By Vera Gruessner – December 12, 2016
Healthcare payers are finding that their reimbursement totals show higher spend for hip, knee, and spine surgeries and other orthopedic care when compared to other forms of treatment. Along with the higher spend, members regularly show poor health outcomes, said Michelle Lobe, Vice President of Network Strategy and Innovation at UnitedHealthcare. To counter these problems, UnitedHealthcare announced this month in a press release its new prospective bundled payment model for hip, knee, and spine surgeries.
“The main reason for developing a [bundled payment] program is that, in most large companies, high spend is really associated with orthopedic procedures,” Lobe told HealthPayerIntelligence.com. “For the most part, about 17 percent of company spend is in the orthopedic arena. Hip, knee, and spine procedures constitute about 33 percent of that.”
“Many companies are looking for ways to streamline payment and provide quality centers for their members to have more efficient, high-quality surgery,” Lobe continued. “That was the birth of why we focused on centers of excellence for spine and joint surgery.”

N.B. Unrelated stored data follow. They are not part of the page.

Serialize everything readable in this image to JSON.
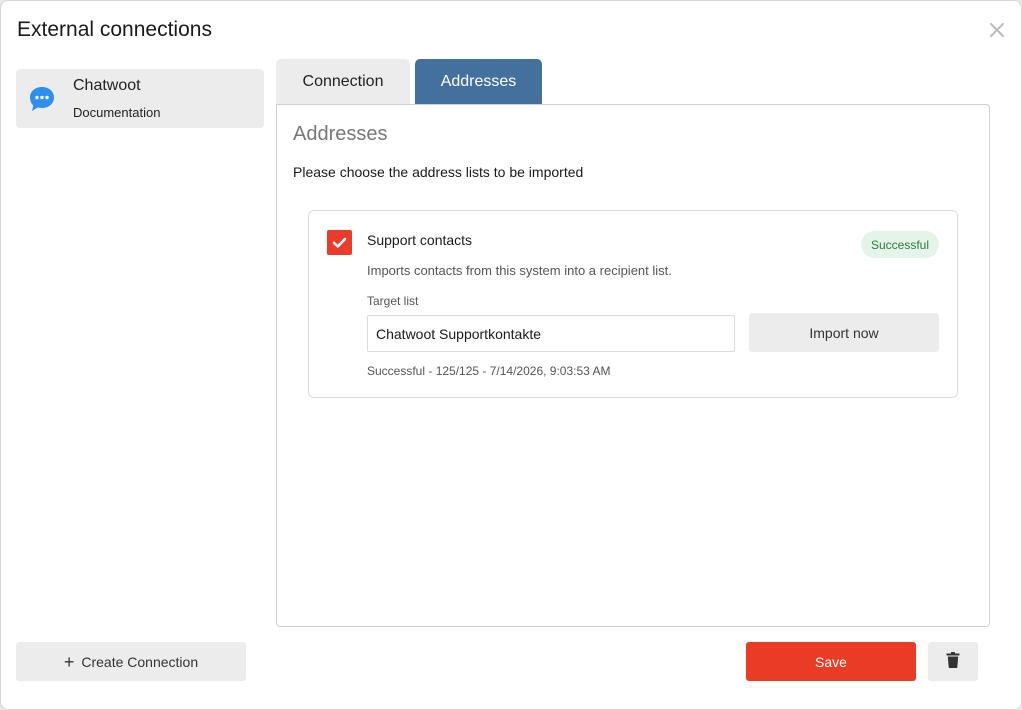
{
  "dialog": {
    "title": "External connections"
  },
  "sidebar": {
    "items": [
      {
        "label": "Chatwoot",
        "sublabel": "Documentation",
        "icon": "chat-bubble-icon"
      }
    ],
    "create_label": "Create Connection"
  },
  "tabs": [
    {
      "label": "Connection",
      "active": false
    },
    {
      "label": "Addresses",
      "active": true
    }
  ],
  "panel": {
    "title": "Addresses",
    "subtitle": "Please choose the address lists to be imported",
    "card": {
      "checked": true,
      "title": "Support contacts",
      "badge": "Successful",
      "description": "Imports contacts from this system into a recipient list.",
      "target_label": "Target list",
      "target_value": "Chatwoot Supportkontakte",
      "import_label": "Import now",
      "status_line": "Successful - 125/125 - 7/14/2026, 9:03:53 AM"
    }
  },
  "footer": {
    "save_label": "Save"
  },
  "colors": {
    "accent": "#ea3b25",
    "tab_active": "#44709d",
    "badge_bg": "#e4f4e8",
    "badge_text": "#2f7a3e"
  }
}
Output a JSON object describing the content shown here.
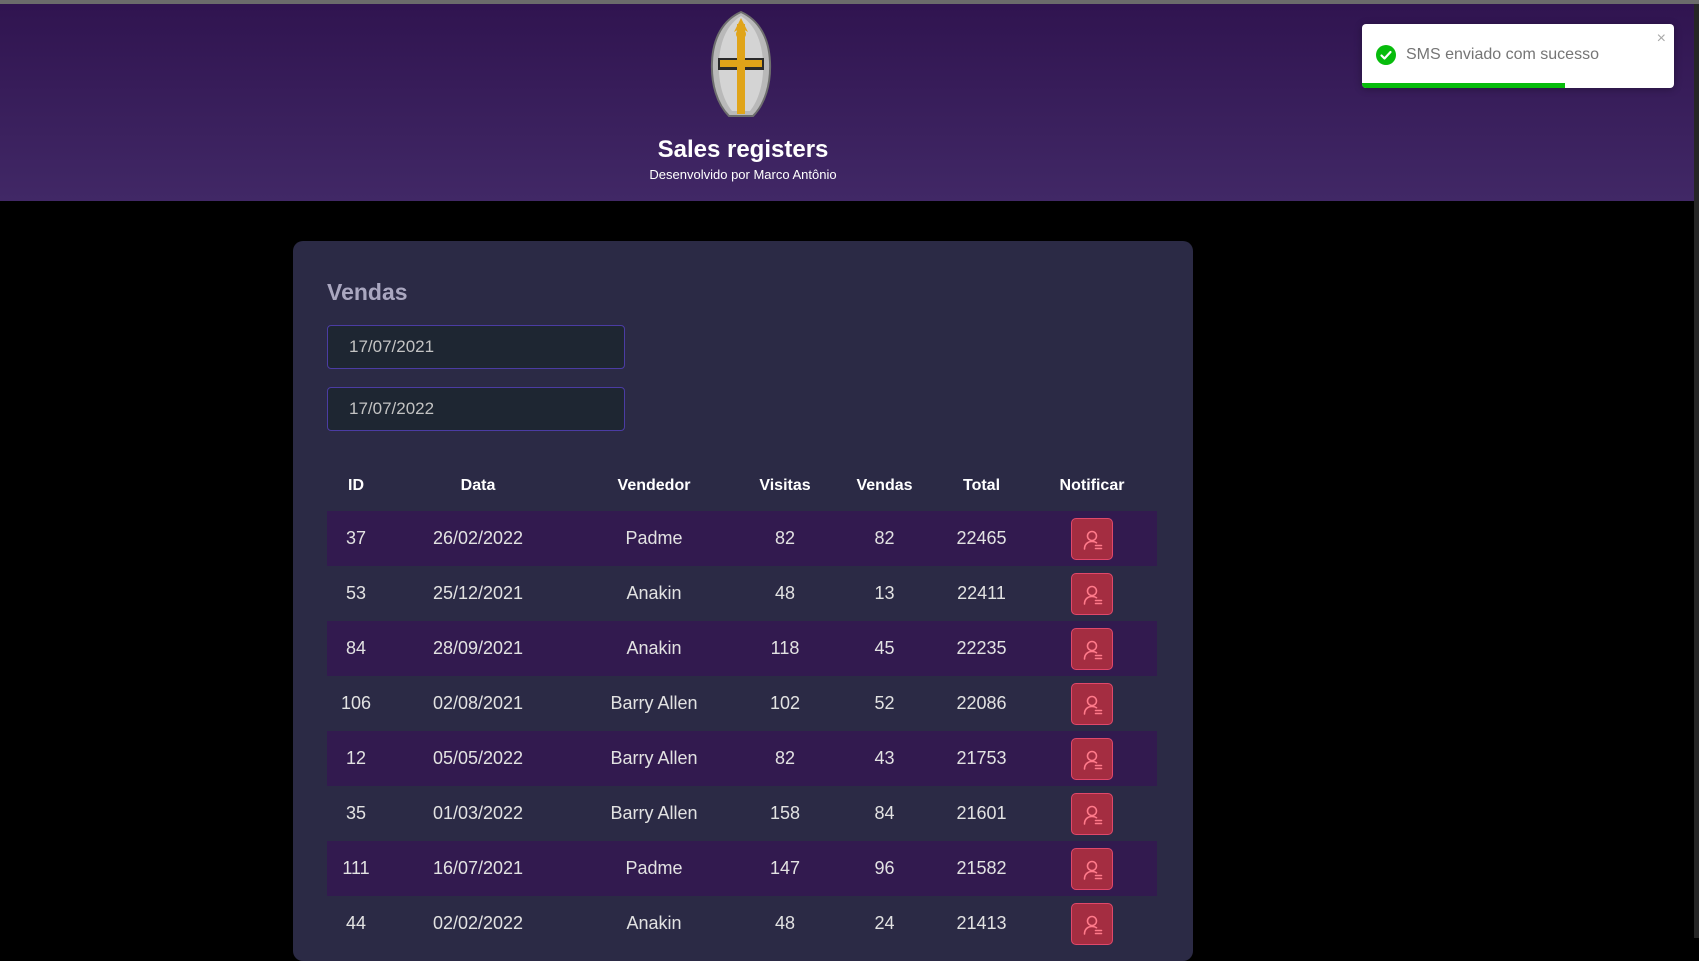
{
  "header": {
    "title": "Sales registers",
    "subtitle": "Desenvolvido por Marco Antônio",
    "logo_icon": "knight-helmet-icon"
  },
  "toast": {
    "message": "SMS enviado com sucesso",
    "icon": "check-circle-icon",
    "close_label": "×",
    "progress": 0.65,
    "color": "#07bc0c"
  },
  "card": {
    "title": "Vendas",
    "min_date": "17/07/2021",
    "max_date": "17/07/2022"
  },
  "table": {
    "headers": {
      "id": "ID",
      "date": "Data",
      "seller": "Vendedor",
      "visits": "Visitas",
      "sales": "Vendas",
      "total": "Total",
      "notify": "Notificar"
    },
    "rows": [
      {
        "id": "37",
        "date": "26/02/2022",
        "seller": "Padme",
        "visits": "82",
        "sales": "82",
        "total": "22465"
      },
      {
        "id": "53",
        "date": "25/12/2021",
        "seller": "Anakin",
        "visits": "48",
        "sales": "13",
        "total": "22411"
      },
      {
        "id": "84",
        "date": "28/09/2021",
        "seller": "Anakin",
        "visits": "118",
        "sales": "45",
        "total": "22235"
      },
      {
        "id": "106",
        "date": "02/08/2021",
        "seller": "Barry Allen",
        "visits": "102",
        "sales": "52",
        "total": "22086"
      },
      {
        "id": "12",
        "date": "05/05/2022",
        "seller": "Barry Allen",
        "visits": "82",
        "sales": "43",
        "total": "21753"
      },
      {
        "id": "35",
        "date": "01/03/2022",
        "seller": "Barry Allen",
        "visits": "158",
        "sales": "84",
        "total": "21601"
      },
      {
        "id": "111",
        "date": "16/07/2021",
        "seller": "Padme",
        "visits": "147",
        "sales": "96",
        "total": "21582"
      },
      {
        "id": "44",
        "date": "02/02/2022",
        "seller": "Anakin",
        "visits": "48",
        "sales": "24",
        "total": "21413"
      }
    ],
    "notify_icon": "user-notify-icon"
  },
  "colors": {
    "header_top": "#301450",
    "header_bottom": "#412866",
    "card_bg": "#2b2a45",
    "odd_row": "#321a4f",
    "notify_border": "#e0486a"
  }
}
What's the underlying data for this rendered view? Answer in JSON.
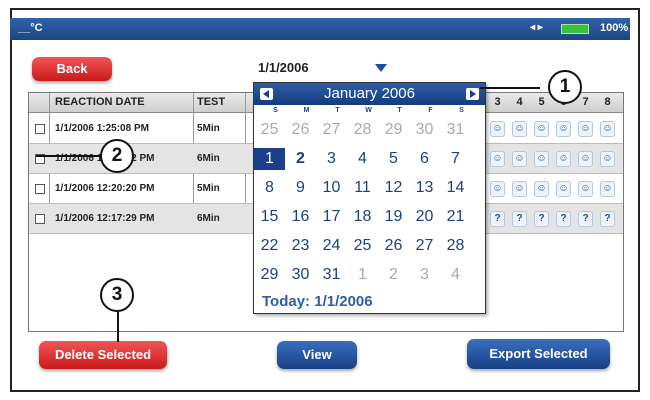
{
  "status": {
    "temp": "__°C",
    "signal": "◂ ▸",
    "battery": "100%"
  },
  "buttons": {
    "back": "Back",
    "delete": "Delete Selected",
    "view": "View",
    "export": "Export Selected"
  },
  "date_selector": {
    "value": "1/1/2006"
  },
  "table": {
    "headers": [
      "REACTION DATE",
      "TEST"
    ],
    "result_columns": [
      "3",
      "4",
      "5",
      "6",
      "7",
      "8"
    ],
    "rows": [
      {
        "date": "1/1/2006 1:25:08 PM",
        "test": "5Min",
        "results": [
          "☺",
          "☺",
          "☺",
          "☺",
          "☺",
          "☺"
        ]
      },
      {
        "date": "1/1/2006 12:50:52 PM",
        "test": "6Min",
        "results": [
          "☺",
          "☺",
          "☺",
          "☺",
          "☺",
          "☺"
        ]
      },
      {
        "date": "1/1/2006 12:20:20 PM",
        "test": "5Min",
        "results": [
          "☺",
          "☺",
          "☺",
          "☺",
          "☺",
          "☺"
        ]
      },
      {
        "date": "1/1/2006 12:17:29 PM",
        "test": "6Min",
        "results": [
          "?",
          "?",
          "?",
          "?",
          "?",
          "?"
        ]
      }
    ]
  },
  "calendar": {
    "title": "January 2006",
    "weekdays": [
      "S",
      "M",
      "T",
      "W",
      "T",
      "F",
      "S"
    ],
    "weeks": [
      [
        "25",
        "26",
        "27",
        "28",
        "29",
        "30",
        "31"
      ],
      [
        "1",
        "2",
        "3",
        "4",
        "5",
        "6",
        "7"
      ],
      [
        "8",
        "9",
        "10",
        "11",
        "12",
        "13",
        "14"
      ],
      [
        "15",
        "16",
        "17",
        "18",
        "19",
        "20",
        "21"
      ],
      [
        "22",
        "23",
        "24",
        "25",
        "26",
        "27",
        "28"
      ],
      [
        "29",
        "30",
        "31",
        "1",
        "2",
        "3",
        "4"
      ]
    ],
    "selected": "1",
    "today_label": "Today: 1/1/2006"
  },
  "callouts": [
    "1",
    "2",
    "3"
  ],
  "colors": {
    "brand_blue": "#1d4586",
    "button_red": "#d42020",
    "selected_day": "#1c3f8a"
  }
}
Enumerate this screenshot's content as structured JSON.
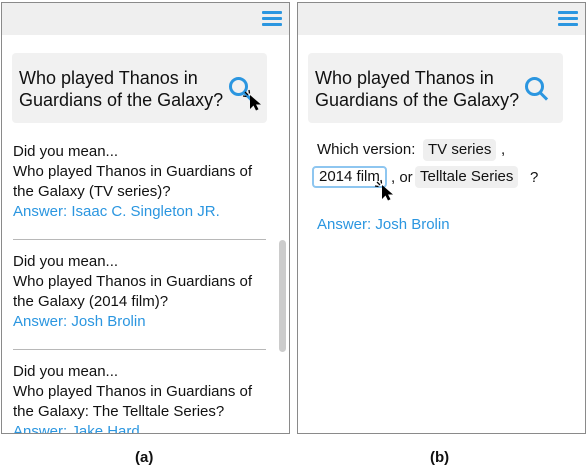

With 17 percent of all healthcare spending based on treating musculoskeletal conditions and 33 percent for hip, knee, or spine treatment, “to put a real number on that, 17 percent of average healthcare spend is about $45 dollars per member per month. That’s real cost for a company,” said Dr. Jon R. Friedman, Chief Medical Officer of Complex Medical Conditions at Optum.
With a large percentage of payer reimbursement based in orthopedic care, health insurance companies that implement bundled payment models and partner with high-quality providers may see a decrease in cost for orthopedic surgeries. The decrease in cost may be related to members spending fewer days in the hospital and stronger population health results, said Lobe.
“We measure across the whole continuum,” Lobe added. “We looking at reductions in a number of measures. We’re looking at population measures. We’ve seen results in reduction in readmission rates and reduction in length of stays.”
Bundled payment models would be a beneficial solution for cutting costs. Bundles hold healthcare providers accountable for quality of care and patient safety. For instance, providers looking to boost their revenue would be incentivized through a bundle to ensure fewer costly hospital-acquired infections.
By partnering with high quality providers, payers may also find their members experience better outcomes and decreased cost, the UnitedHealthcare press release stated.